Second, it's really not a thing in the current implementation to inherit a resource tracker. Again, consuming processes shouldn't worry about the life cycle of shared memory objects. All they have to worry about is to make sure that the object actually exists. They can do this by handling a FileNotFoundError
or OSError
exception. If the current implementation of SharedMemory
was not buggy, when consuming processes are done with a resource, all they need to do is call SharedMemory.close
and move on to something else.
How do I instantiate the resource_tracker in the main process prior to creating the new subprocesses so that the resource_tracker gets inherited by the subprocesses?
I think the issue here is that your design is flipped. You should have your main process create the shared memory object and let the child processes consume it. The idea behind using shared memory objects is so that you can have multiple separate processes using the same memory chunks, which should in turn limit the amount of resources used by your parallel program. But the code in the linked SO post is doing the reverse. Since shared memory objects are kernel persistent resources, it makes sense to have as few of them as possible. So, if you employ a "one producer, multiple consumers" design, you can have your main process create the shared memory object along with its associated resource tracker, and then you let the child processes consume the memory. In this scenario, you could get some work done in the child processes without having to worry about the resource trackers associated with them. But just make sure that the child processes don't unlink the shared memory object before the parent process gets around to doing it.

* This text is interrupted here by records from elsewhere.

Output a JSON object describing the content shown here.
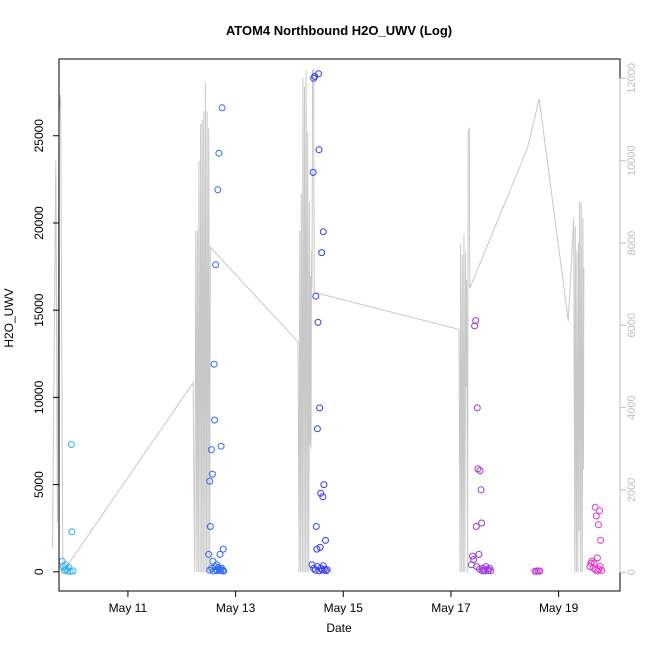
{
  "chart_data": {
    "type": "scatter",
    "title": "ATOM4 Northbound H2O_UWV (Log)",
    "xlabel": "Date",
    "ylabel": "H2O_UWV",
    "x_unit": "day of May",
    "xlim": [
      9.72,
      20.14
    ],
    "ylim": [
      -1100,
      29400
    ],
    "y2lim": [
      -456,
      12470
    ],
    "x_ticks": [
      11,
      13,
      15,
      17,
      19
    ],
    "x_tick_labels": [
      "May 11",
      "May 13",
      "May 15",
      "May 17",
      "May 19"
    ],
    "y_ticks": [
      0,
      5000,
      10000,
      15000,
      20000,
      25000
    ],
    "y_tick_labels": [
      "0",
      "5000",
      "10000",
      "15000",
      "20000",
      "25000"
    ],
    "y2_ticks": [
      0,
      2000,
      4000,
      6000,
      8000,
      10000,
      12000
    ],
    "y2_tick_labels": [
      "0",
      "2000",
      "4000",
      "6000",
      "8000",
      "10000",
      "12000"
    ],
    "grid": false,
    "colors": {
      "axis": "#000000",
      "line": "#c8c8c8",
      "right_axis": "#bdbdbd",
      "point_start": "#33b4f0",
      "point_mid": "#2a3df2",
      "point_end": "#f032c8"
    },
    "points": [
      {
        "x": 9.78,
        "y": 600
      },
      {
        "x": 9.8,
        "y": 300
      },
      {
        "x": 9.82,
        "y": 80
      },
      {
        "x": 9.84,
        "y": 400
      },
      {
        "x": 9.86,
        "y": 150
      },
      {
        "x": 9.88,
        "y": 40
      },
      {
        "x": 9.9,
        "y": 250
      },
      {
        "x": 9.93,
        "y": 30
      },
      {
        "x": 9.95,
        "y": 7300
      },
      {
        "x": 9.96,
        "y": 2300
      },
      {
        "x": 9.98,
        "y": 50
      },
      {
        "x": 12.5,
        "y": 1000
      },
      {
        "x": 12.52,
        "y": 5200
      },
      {
        "x": 12.53,
        "y": 2600
      },
      {
        "x": 12.55,
        "y": 7000
      },
      {
        "x": 12.57,
        "y": 5600
      },
      {
        "x": 12.58,
        "y": 600
      },
      {
        "x": 12.6,
        "y": 11900
      },
      {
        "x": 12.61,
        "y": 8700
      },
      {
        "x": 12.63,
        "y": 17600
      },
      {
        "x": 12.65,
        "y": 400
      },
      {
        "x": 12.67,
        "y": 21900
      },
      {
        "x": 12.69,
        "y": 24000
      },
      {
        "x": 12.71,
        "y": 1000
      },
      {
        "x": 12.73,
        "y": 7200
      },
      {
        "x": 12.75,
        "y": 26600
      },
      {
        "x": 12.77,
        "y": 1300
      },
      {
        "x": 12.52,
        "y": 100
      },
      {
        "x": 12.56,
        "y": 200
      },
      {
        "x": 12.59,
        "y": 50
      },
      {
        "x": 12.62,
        "y": 300
      },
      {
        "x": 12.64,
        "y": 120
      },
      {
        "x": 12.66,
        "y": 60
      },
      {
        "x": 12.68,
        "y": 250
      },
      {
        "x": 12.7,
        "y": 150
      },
      {
        "x": 12.72,
        "y": 80
      },
      {
        "x": 12.74,
        "y": 200
      },
      {
        "x": 12.76,
        "y": 100
      },
      {
        "x": 12.78,
        "y": 40
      },
      {
        "x": 14.42,
        "y": 400
      },
      {
        "x": 14.44,
        "y": 22900
      },
      {
        "x": 14.45,
        "y": 28300
      },
      {
        "x": 14.47,
        "y": 28400
      },
      {
        "x": 14.49,
        "y": 15800
      },
      {
        "x": 14.5,
        "y": 2600
      },
      {
        "x": 14.51,
        "y": 1300
      },
      {
        "x": 14.52,
        "y": 8200
      },
      {
        "x": 14.53,
        "y": 14300
      },
      {
        "x": 14.55,
        "y": 24200
      },
      {
        "x": 14.56,
        "y": 9400
      },
      {
        "x": 14.57,
        "y": 1400
      },
      {
        "x": 14.58,
        "y": 4500
      },
      {
        "x": 14.6,
        "y": 18300
      },
      {
        "x": 14.62,
        "y": 4300
      },
      {
        "x": 14.63,
        "y": 19500
      },
      {
        "x": 14.64,
        "y": 5000
      },
      {
        "x": 14.67,
        "y": 1800
      },
      {
        "x": 14.54,
        "y": 28550
      },
      {
        "x": 14.45,
        "y": 200
      },
      {
        "x": 14.48,
        "y": 100
      },
      {
        "x": 14.52,
        "y": 300
      },
      {
        "x": 14.55,
        "y": 50
      },
      {
        "x": 14.58,
        "y": 200
      },
      {
        "x": 14.61,
        "y": 100
      },
      {
        "x": 14.63,
        "y": 350
      },
      {
        "x": 14.65,
        "y": 150
      },
      {
        "x": 14.68,
        "y": 60
      },
      {
        "x": 14.7,
        "y": 120
      },
      {
        "x": 17.38,
        "y": 400
      },
      {
        "x": 17.4,
        "y": 900
      },
      {
        "x": 17.42,
        "y": 700
      },
      {
        "x": 17.44,
        "y": 14100
      },
      {
        "x": 17.46,
        "y": 14400
      },
      {
        "x": 17.47,
        "y": 2600
      },
      {
        "x": 17.49,
        "y": 9400
      },
      {
        "x": 17.5,
        "y": 5900
      },
      {
        "x": 17.52,
        "y": 1000
      },
      {
        "x": 17.54,
        "y": 5800
      },
      {
        "x": 17.56,
        "y": 4700
      },
      {
        "x": 17.57,
        "y": 2800
      },
      {
        "x": 17.59,
        "y": 200
      },
      {
        "x": 17.61,
        "y": 100
      },
      {
        "x": 17.63,
        "y": 50
      },
      {
        "x": 17.65,
        "y": 300
      },
      {
        "x": 17.68,
        "y": 150
      },
      {
        "x": 17.7,
        "y": 80
      },
      {
        "x": 17.72,
        "y": 200
      },
      {
        "x": 17.74,
        "y": 60
      },
      {
        "x": 17.48,
        "y": 300
      },
      {
        "x": 17.53,
        "y": 150
      },
      {
        "x": 17.58,
        "y": 60
      },
      {
        "x": 18.56,
        "y": 40
      },
      {
        "x": 18.59,
        "y": 30
      },
      {
        "x": 18.62,
        "y": 50
      },
      {
        "x": 18.65,
        "y": 40
      },
      {
        "x": 19.58,
        "y": 300
      },
      {
        "x": 19.6,
        "y": 500
      },
      {
        "x": 19.62,
        "y": 600
      },
      {
        "x": 19.64,
        "y": 200
      },
      {
        "x": 19.66,
        "y": 500
      },
      {
        "x": 19.68,
        "y": 3700
      },
      {
        "x": 19.7,
        "y": 3200
      },
      {
        "x": 19.72,
        "y": 800
      },
      {
        "x": 19.74,
        "y": 2700
      },
      {
        "x": 19.76,
        "y": 3500
      },
      {
        "x": 19.78,
        "y": 1800
      },
      {
        "x": 19.69,
        "y": 100
      },
      {
        "x": 19.73,
        "y": 50
      },
      {
        "x": 19.75,
        "y": 150
      },
      {
        "x": 19.77,
        "y": 300
      },
      {
        "x": 19.8,
        "y": 80
      }
    ],
    "line": [
      [
        9.6,
        600
      ],
      [
        9.66,
        10000
      ],
      [
        9.69,
        1200
      ],
      [
        9.72,
        11200
      ],
      [
        9.75,
        11600
      ],
      [
        9.79,
        0
      ],
      [
        12.21,
        4600
      ],
      [
        12.24,
        0
      ],
      [
        12.26,
        8300
      ],
      [
        12.28,
        0
      ],
      [
        12.29,
        8300
      ],
      [
        12.31,
        0
      ],
      [
        12.32,
        10000
      ],
      [
        12.34,
        0
      ],
      [
        12.35,
        10900
      ],
      [
        12.37,
        0
      ],
      [
        12.38,
        11000
      ],
      [
        12.4,
        0
      ],
      [
        12.41,
        11200
      ],
      [
        12.43,
        0
      ],
      [
        12.44,
        11900
      ],
      [
        12.46,
        0
      ],
      [
        12.47,
        11200
      ],
      [
        12.49,
        0
      ],
      [
        12.5,
        10800
      ],
      [
        12.52,
        0
      ],
      [
        12.53,
        7900
      ],
      [
        14.16,
        5600
      ],
      [
        14.18,
        0
      ],
      [
        14.19,
        8300
      ],
      [
        14.21,
        0
      ],
      [
        14.22,
        9200
      ],
      [
        14.24,
        0
      ],
      [
        14.25,
        12000
      ],
      [
        14.27,
        0
      ],
      [
        14.28,
        11800
      ],
      [
        14.3,
        0
      ],
      [
        14.31,
        12200
      ],
      [
        14.33,
        0
      ],
      [
        14.34,
        10700
      ],
      [
        14.36,
        0
      ],
      [
        14.37,
        9000
      ],
      [
        14.38,
        3100
      ],
      [
        14.39,
        7200
      ],
      [
        14.4,
        3000
      ],
      [
        14.41,
        7800
      ],
      [
        14.42,
        6900
      ],
      [
        14.43,
        12200
      ],
      [
        14.45,
        12200
      ],
      [
        14.46,
        6800
      ],
      [
        17.15,
        5900
      ],
      [
        17.17,
        0
      ],
      [
        17.18,
        8000
      ],
      [
        17.2,
        0
      ],
      [
        17.21,
        7700
      ],
      [
        17.23,
        0
      ],
      [
        17.24,
        8200
      ],
      [
        17.26,
        0
      ],
      [
        17.27,
        7800
      ],
      [
        17.28,
        4500
      ],
      [
        17.29,
        7100
      ],
      [
        17.31,
        0
      ],
      [
        17.32,
        10700
      ],
      [
        17.34,
        10800
      ],
      [
        17.35,
        6900
      ],
      [
        18.42,
        10300
      ],
      [
        18.64,
        11500
      ],
      [
        19.18,
        6100
      ],
      [
        19.28,
        8600
      ],
      [
        19.3,
        0
      ],
      [
        19.31,
        8400
      ],
      [
        19.33,
        0
      ],
      [
        19.34,
        7800
      ],
      [
        19.36,
        0
      ],
      [
        19.37,
        8000
      ],
      [
        19.38,
        1000
      ],
      [
        19.39,
        9000
      ],
      [
        19.41,
        0
      ],
      [
        19.42,
        9000
      ],
      [
        19.44,
        0
      ],
      [
        19.45,
        8600
      ],
      [
        19.46,
        2500
      ],
      [
        19.47,
        7400
      ]
    ]
  }
}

Better yet, if the fix in the bug report gets implemented making it unnecessary for consuming processes to spawn resource trackers, you can be confident in that your main process will be the only entity unlinking the shared memory object.
In sum, your child processes are not going to inherit their parent's resource tracker, as far as the current implementation goes. If those child processes end up actually creating shared memory objects, they will get their own resource trackers. But if efficiency is the goal, you would want your main process to create the shared memory object(s) that your child processes will then consume. In such a scenario, your main process, via its associated resource tracker, will be in charge of the cleanup step. And, if the fix is implemented, you can always be safe in assuming that only the main process will be unlinking the resources.